SHP-1 Variants Broaden the Understanding of pH-Dependent Activities in Protein Tyrosine Phosphatases

Abstract

The protein tyrosine phosphatase (PTP) SHP-1 plays an important role in both immune regulation and oncogenesis. This enzyme is part of a broader family of PTPs that all play important regulatory roles in vivo. Common to these enzymes is a highly conserved aspartic acid (D421 in SHP-1) that acts as an acid/base catalyst during the PTP-catalyzed reaction. This residue is located on a mobile loop, the WPD-loop, the dynamic behavior of which is intimately connected to the catalytic activity. The SHP-1 WPD-loop variants H422Q, E427A, and S418A have been kinetically characterized and compared to those of the wild-type (WT) enzyme. These variants exhibit limiting magnitudes of k_cat ranging from 43 to 77% of the WT enzyme. However, their pH profiles are significantly broadened in the basic pH range. As a result, above pH 6, the E427A and S418A variants have turnover numbers notably higher than those of WT SHP-1. Molecular modeling results indicate that the shifted pH dependencies result primarily from changes in solvation and hydrogen-bonding networks that affect the pK_a of the D421 residue, explaining the changes in pH-rate profiles for k_cat on the basic side.

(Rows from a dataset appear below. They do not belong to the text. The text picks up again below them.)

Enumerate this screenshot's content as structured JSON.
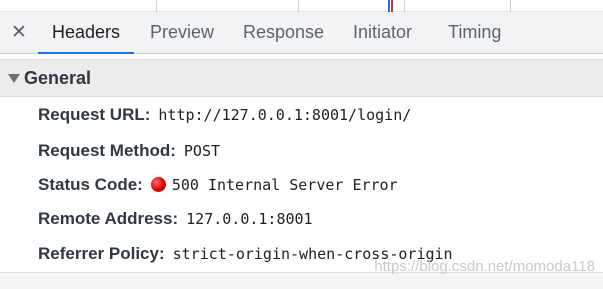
{
  "tabs": {
    "close_icon": "close-icon",
    "items": [
      {
        "label": "Headers",
        "active": true
      },
      {
        "label": "Preview",
        "active": false
      },
      {
        "label": "Response",
        "active": false
      },
      {
        "label": "Initiator",
        "active": false
      },
      {
        "label": "Timing",
        "active": false
      }
    ],
    "active_color": "#1a73e8"
  },
  "general": {
    "title": "General",
    "expanded": true,
    "rows": [
      {
        "label": "Request URL:",
        "value": "http://127.0.0.1:8001/login/"
      },
      {
        "label": "Request Method:",
        "value": "POST"
      },
      {
        "label": "Status Code:",
        "value": "500 Internal Server Error",
        "status_color": "#e00000"
      },
      {
        "label": "Remote Address:",
        "value": "127.0.0.1:8001"
      },
      {
        "label": "Referrer Policy:",
        "value": "strict-origin-when-cross-origin"
      }
    ]
  },
  "watermark": "https://blog.csdn.net/momoda118"
}
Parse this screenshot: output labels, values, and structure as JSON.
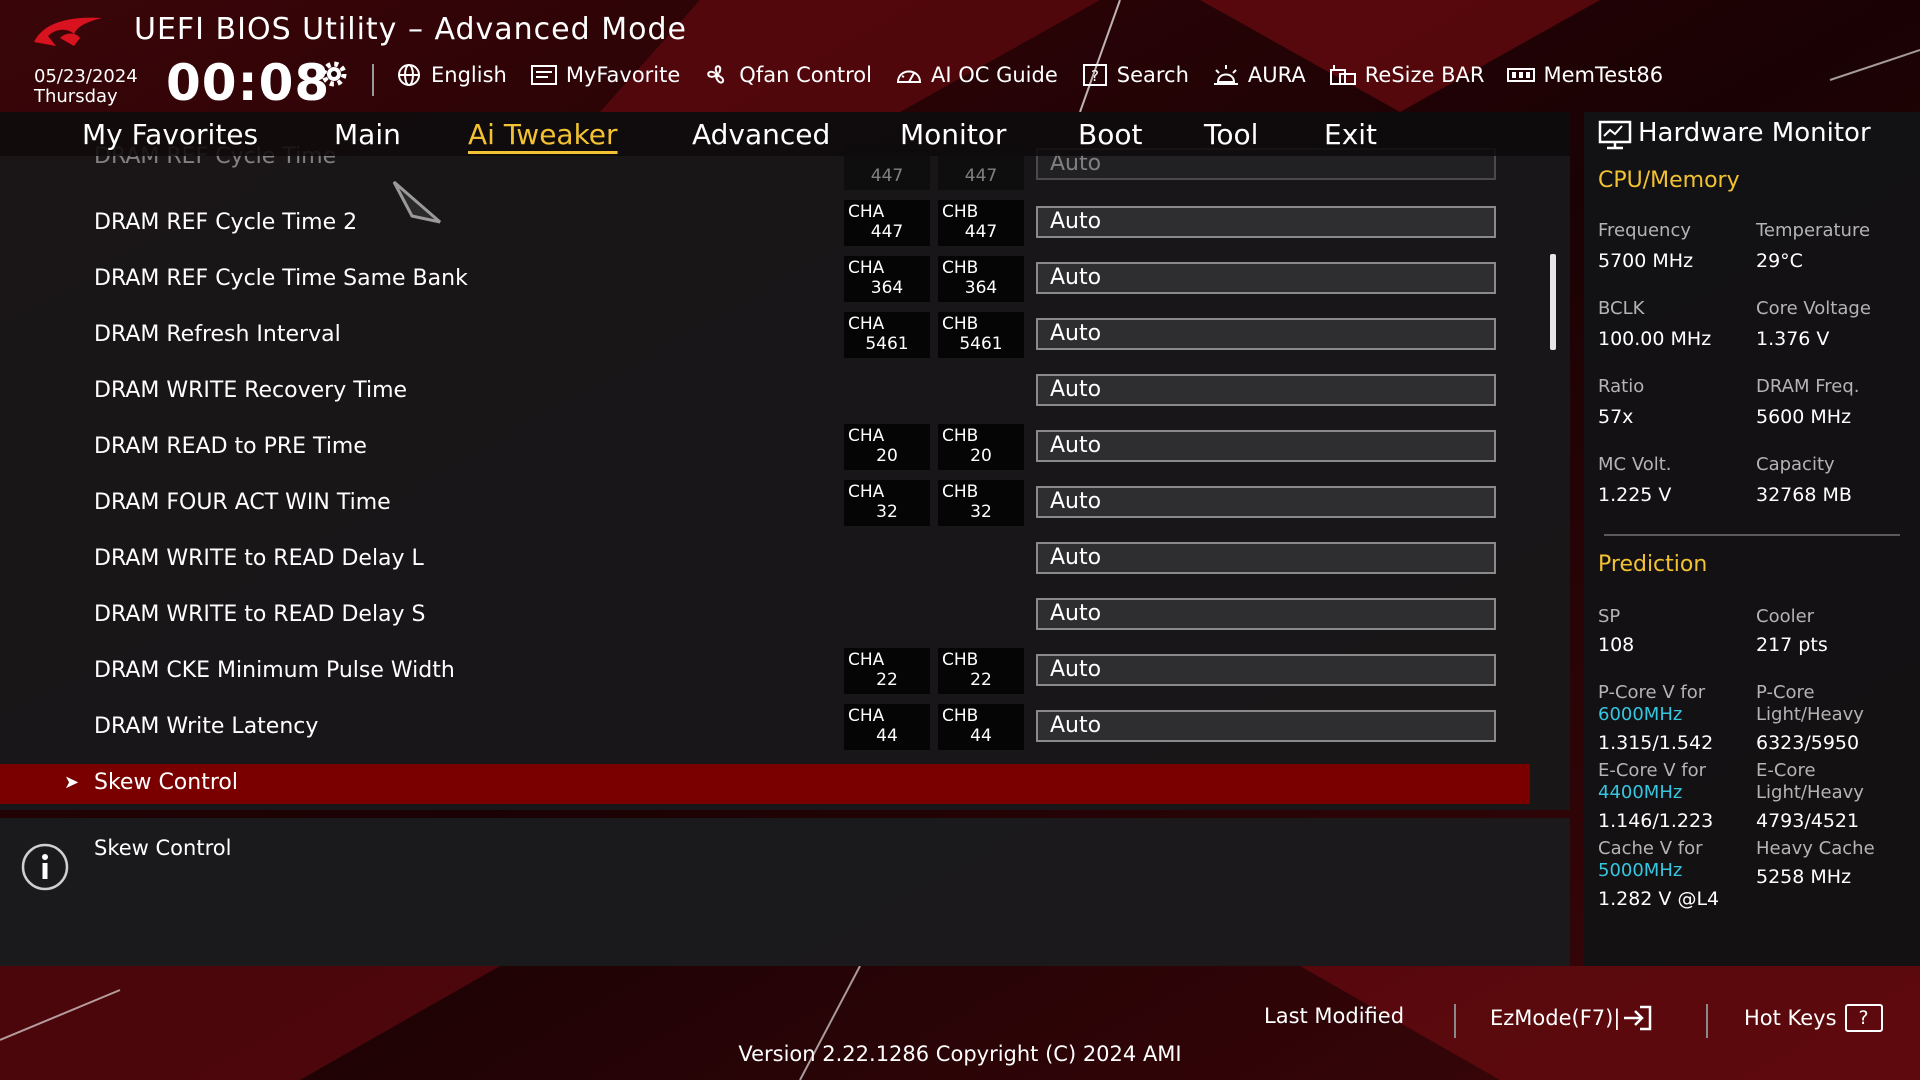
{
  "header": {
    "title": "UEFI BIOS Utility – Advanced Mode",
    "date": "05/23/2024",
    "weekday": "Thursday",
    "time": "00:08",
    "toolbar": [
      {
        "label": "English",
        "icon": "globe-icon"
      },
      {
        "label": "MyFavorite",
        "icon": "favorite-icon"
      },
      {
        "label": "Qfan Control",
        "icon": "fan-icon"
      },
      {
        "label": "AI OC Guide",
        "icon": "ai-oc-icon"
      },
      {
        "label": "Search",
        "icon": "search-icon"
      },
      {
        "label": "AURA",
        "icon": "aura-icon"
      },
      {
        "label": "ReSize BAR",
        "icon": "resize-bar-icon"
      },
      {
        "label": "MemTest86",
        "icon": "memtest-icon"
      }
    ]
  },
  "nav": {
    "tabs": [
      "My Favorites",
      "Main",
      "Ai Tweaker",
      "Advanced",
      "Monitor",
      "Boot",
      "Tool",
      "Exit"
    ],
    "active": "Ai Tweaker"
  },
  "settings": [
    {
      "label": "DRAM REF Cycle Time",
      "cha": "447",
      "chb": "447",
      "value": "Auto"
    },
    {
      "label": "DRAM REF Cycle Time 2",
      "cha": "447",
      "chb": "447",
      "value": "Auto"
    },
    {
      "label": "DRAM REF Cycle Time Same Bank",
      "cha": "364",
      "chb": "364",
      "value": "Auto"
    },
    {
      "label": "DRAM Refresh Interval",
      "cha": "5461",
      "chb": "5461",
      "value": "Auto"
    },
    {
      "label": "DRAM WRITE Recovery Time",
      "cha": "",
      "chb": "",
      "value": "Auto"
    },
    {
      "label": "DRAM READ to PRE Time",
      "cha": "20",
      "chb": "20",
      "value": "Auto"
    },
    {
      "label": "DRAM FOUR ACT WIN Time",
      "cha": "32",
      "chb": "32",
      "value": "Auto"
    },
    {
      "label": "DRAM WRITE to READ Delay L",
      "cha": "",
      "chb": "",
      "value": "Auto"
    },
    {
      "label": "DRAM WRITE to READ Delay S",
      "cha": "",
      "chb": "",
      "value": "Auto"
    },
    {
      "label": "DRAM CKE Minimum Pulse Width",
      "cha": "22",
      "chb": "22",
      "value": "Auto"
    },
    {
      "label": "DRAM Write Latency",
      "cha": "44",
      "chb": "44",
      "value": "Auto"
    }
  ],
  "channel_labels": {
    "a": "CHA",
    "b": "CHB"
  },
  "selected_item": {
    "arrow": "➤",
    "label": "Skew Control"
  },
  "description": "Skew Control",
  "hardware_monitor": {
    "title": "Hardware Monitor",
    "cpu_memory": {
      "section": "CPU/Memory",
      "frequency_label": "Frequency",
      "frequency": "5700 MHz",
      "temperature_label": "Temperature",
      "temperature": "29°C",
      "bclk_label": "BCLK",
      "bclk": "100.00 MHz",
      "core_voltage_label": "Core Voltage",
      "core_voltage": "1.376 V",
      "ratio_label": "Ratio",
      "ratio": "57x",
      "dram_freq_label": "DRAM Freq.",
      "dram_freq": "5600 MHz",
      "mc_volt_label": "MC Volt.",
      "mc_volt": "1.225 V",
      "capacity_label": "Capacity",
      "capacity": "32768 MB"
    },
    "prediction": {
      "section": "Prediction",
      "sp_label": "SP",
      "sp": "108",
      "cooler_label": "Cooler",
      "cooler": "217 pts",
      "pcore_v_label": "P-Core V for",
      "pcore_v_freq": "6000MHz",
      "pcore_v": "1.315/1.542",
      "pcore_lh_label_1": "P-Core",
      "pcore_lh_label_2": "Light/Heavy",
      "pcore_lh": "6323/5950",
      "ecore_v_label": "E-Core V for",
      "ecore_v_freq": "4400MHz",
      "ecore_v": "1.146/1.223",
      "ecore_lh_label_1": "E-Core",
      "ecore_lh_label_2": "Light/Heavy",
      "ecore_lh": "4793/4521",
      "cache_v_label": "Cache V for",
      "cache_v_freq": "5000MHz",
      "cache_v": "1.282 V @L4",
      "heavy_cache_label": "Heavy Cache",
      "heavy_cache": "5258 MHz"
    }
  },
  "footer": {
    "last_modified": "Last Modified",
    "ezmode": "EzMode(F7)|",
    "hot_keys": "Hot Keys",
    "hot_keys_key": "?",
    "version": "Version 2.22.1286 Copyright (C) 2024 AMI"
  },
  "colors": {
    "accent_gold": "#f2c233",
    "selection_red": "#7a0000",
    "link_cyan": "#36c6e0"
  }
}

In contrast, a previous study of a noncatalytic residue variant of the PTP YopH, which also exhibited changes in pH dependency, showed that the catalytic change arose from mutation-induced changes in conformational equilibria of the WPD-loop. This finding and the present study show the existence of distinct strategies for nature to tune the activity of PTPs in particular environments through controlling the pH dependency of catalysis.